We called it the smoking room and filled it up with the smoke of cigarettes burning from end to end in an endless succession. The room was sealed off from the coffeshop by a hollow door and a large portrait window. Someone had tried to paint the smoking room black then red. For some months the walls were covered in a hideous white and black fur. I waited day after day for the white of that fur to turn brown. I would lean into the wall, purse my lips and blow a trail of smoke into its wild nap.
The floor was bare concrete. There were mismatched formica topped tables but my obsession with those tables didn’t begin there. There was a raised platform at the back of the room with an old coach that was collapsing in on itself like a blackhole. I never sat on that couch unless I was squeezed out of a spot on a cold, snowy, wet day that had brought people indoors to puff away at their smokes.
The smoking room looked out onto the street.
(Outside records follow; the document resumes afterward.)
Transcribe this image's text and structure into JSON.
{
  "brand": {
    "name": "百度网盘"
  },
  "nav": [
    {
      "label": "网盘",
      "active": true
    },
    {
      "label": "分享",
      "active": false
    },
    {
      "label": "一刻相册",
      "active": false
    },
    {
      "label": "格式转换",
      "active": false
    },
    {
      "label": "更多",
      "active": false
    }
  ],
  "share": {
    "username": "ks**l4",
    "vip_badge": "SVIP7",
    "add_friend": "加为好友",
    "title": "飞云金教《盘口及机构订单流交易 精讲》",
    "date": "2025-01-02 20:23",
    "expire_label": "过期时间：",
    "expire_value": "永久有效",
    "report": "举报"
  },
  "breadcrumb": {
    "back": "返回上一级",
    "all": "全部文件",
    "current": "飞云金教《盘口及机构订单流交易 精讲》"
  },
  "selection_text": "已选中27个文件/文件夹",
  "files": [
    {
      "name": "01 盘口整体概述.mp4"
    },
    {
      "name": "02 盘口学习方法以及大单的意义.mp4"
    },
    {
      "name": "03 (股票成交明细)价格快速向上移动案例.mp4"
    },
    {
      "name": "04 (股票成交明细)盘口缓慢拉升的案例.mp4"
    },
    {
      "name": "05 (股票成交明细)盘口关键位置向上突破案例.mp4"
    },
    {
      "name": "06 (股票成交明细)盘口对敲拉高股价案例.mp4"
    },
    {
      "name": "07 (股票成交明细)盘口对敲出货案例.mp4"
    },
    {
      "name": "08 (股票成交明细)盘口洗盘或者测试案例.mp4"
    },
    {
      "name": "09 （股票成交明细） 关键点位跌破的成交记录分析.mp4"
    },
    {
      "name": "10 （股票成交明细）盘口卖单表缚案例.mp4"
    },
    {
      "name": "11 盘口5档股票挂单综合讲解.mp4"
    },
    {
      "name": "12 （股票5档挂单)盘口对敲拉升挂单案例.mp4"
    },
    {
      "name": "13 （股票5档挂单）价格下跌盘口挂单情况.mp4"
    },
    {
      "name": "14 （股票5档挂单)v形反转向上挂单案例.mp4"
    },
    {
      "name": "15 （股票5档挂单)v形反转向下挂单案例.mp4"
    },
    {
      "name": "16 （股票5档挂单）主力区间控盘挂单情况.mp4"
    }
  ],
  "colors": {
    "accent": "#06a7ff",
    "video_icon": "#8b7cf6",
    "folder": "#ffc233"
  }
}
There were tall floor to ceiling windows and a glass door, split in the middle. We would open the top portion of the window sometimes to let the air in or talk to people on the street. It was absurd, yes, leaning on the half-door puffing away at a cigarette, confined in the fifty cubic feet or so of space. But there were hippies and transients and rabid college students on those streets. It was much saner to stand there in a fishbowl staring out than to be out there swimming in the current of all that.
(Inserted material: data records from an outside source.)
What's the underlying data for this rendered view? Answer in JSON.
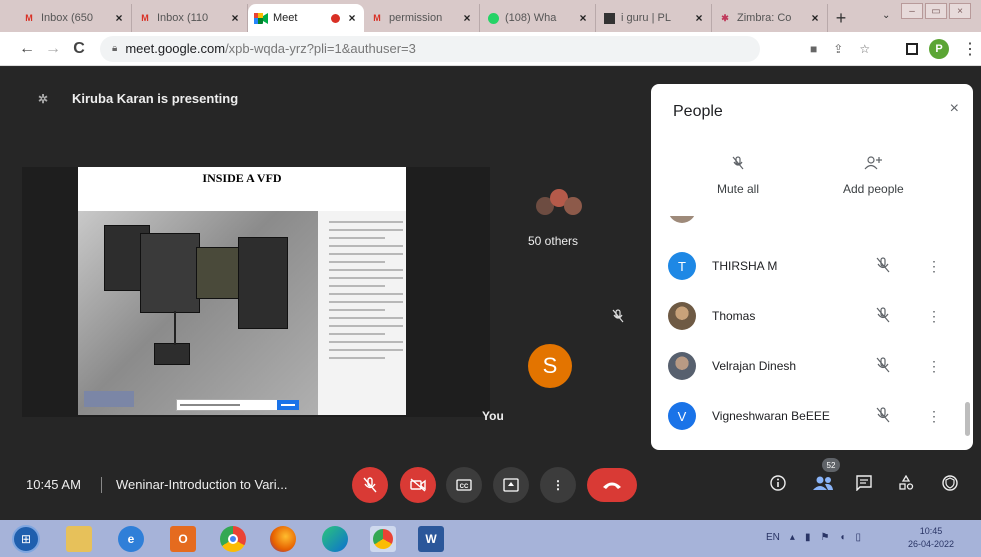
{
  "browser": {
    "tabs": [
      {
        "title": "Inbox (650",
        "favicon": "gmail-icon"
      },
      {
        "title": "Inbox (110",
        "favicon": "gmail-icon"
      },
      {
        "title": "Meet",
        "favicon": "meet-icon",
        "active": true,
        "recording": true
      },
      {
        "title": "permission",
        "favicon": "gmail-icon"
      },
      {
        "title": "(108) Wha",
        "favicon": "whatsapp-icon"
      },
      {
        "title": "i guru | PL",
        "favicon": "iguru-icon"
      },
      {
        "title": "Zimbra: Co",
        "favicon": "zimbra-icon"
      }
    ],
    "close_glyph": "×",
    "new_tab_glyph": "+",
    "tab_dropdown_glyph": "⌄",
    "window_buttons": [
      "–",
      "▭",
      "×"
    ],
    "nav": {
      "back": "←",
      "forward": "→",
      "reload": "C"
    },
    "url_host": "meet.google.com",
    "url_path": "/xpb-wqda-yrz?pli=1&authuser=3",
    "profile_initial": "P",
    "omnibox_icons": [
      "camera-icon",
      "share-icon",
      "star-icon"
    ]
  },
  "meet": {
    "presenter_text": "Kiruba Karan is presenting",
    "slide": {
      "title": "INSIDE A VFD"
    },
    "others_label": "50 others",
    "you_initial": "S",
    "you_label": "You",
    "colors": {
      "you_avatar": "#e37400",
      "danger": "#d93a35"
    }
  },
  "people_panel": {
    "title": "People",
    "close_glyph": "×",
    "actions": [
      {
        "label": "Mute all",
        "icon": "mic-off-icon"
      },
      {
        "label": "Add people",
        "icon": "add-person-icon"
      }
    ],
    "participants": [
      {
        "name": "",
        "avatar": "photo",
        "partial": true
      },
      {
        "name": "THIRSHA M",
        "avatar": "T",
        "avatar_color": "#1e88e5"
      },
      {
        "name": "Thomas",
        "avatar": "photo"
      },
      {
        "name": "Velrajan Dinesh",
        "avatar": "photo"
      },
      {
        "name": "Vigneshwaran BeEEE",
        "avatar": "V",
        "avatar_color": "#1a73e8"
      }
    ],
    "mute_glyph": "✕",
    "more_glyph": "⋮"
  },
  "controls": {
    "time": "10:45 AM",
    "meeting_title": "Weninar-Introduction to Vari...",
    "people_count": "52",
    "buttons": [
      "mic-off-icon",
      "camera-off-icon",
      "captions-icon",
      "present-icon",
      "more-options-icon",
      "end-call-icon"
    ],
    "right_icons": [
      "info-icon",
      "people-icon",
      "chat-icon",
      "activities-icon",
      "host-controls-icon"
    ]
  },
  "taskbar": {
    "apps": [
      "file-explorer-icon",
      "internet-explorer-icon",
      "outlook-icon",
      "chrome-icon",
      "firefox-icon",
      "edge-icon",
      "chrome-icon",
      "word-icon"
    ],
    "language": "EN",
    "time": "10:45",
    "date": "26-04-2022"
  }
}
Danny Reinhardt once said that everyone who walked up and down that street was mad, insane, under the influence of the magnetic fields that ran under that patch of earth. He said something about the old nuclear weapons facility some twenty miles away or so. Danny Reinhardt had cut off his left index finger and knew obscure programming languages. He was a wine drunk and claimed that port was the only thing to get drunk on. I swear some weekends his teeth gleemed an insane red color. Most of all though Danny Reinhardt was a transient mystic who studied Ouspensky and Gurdjieff. He had studied these esoteric Russians and was convinced by their doctrines. He often performed a parlor trick in the smoking room (even a prophet has to have stupid tricks to entertain those around him) where he would hold your wallet or purse up to his check, close his eyes, tilt his head upwards and reveal things about you to yourself. I never felt entirely comfortable with the fact that Danny felt that wallets were the thing with which to contact one’s true essence behind that hid behind the screen.
Danny always wanted to reveal things about you to yourself. I remember him telling me that I was vain, ruled by vanity. I am haunted by this to this day. So for some time I looked out of those windows at the world the way that Danny Reinhardt did.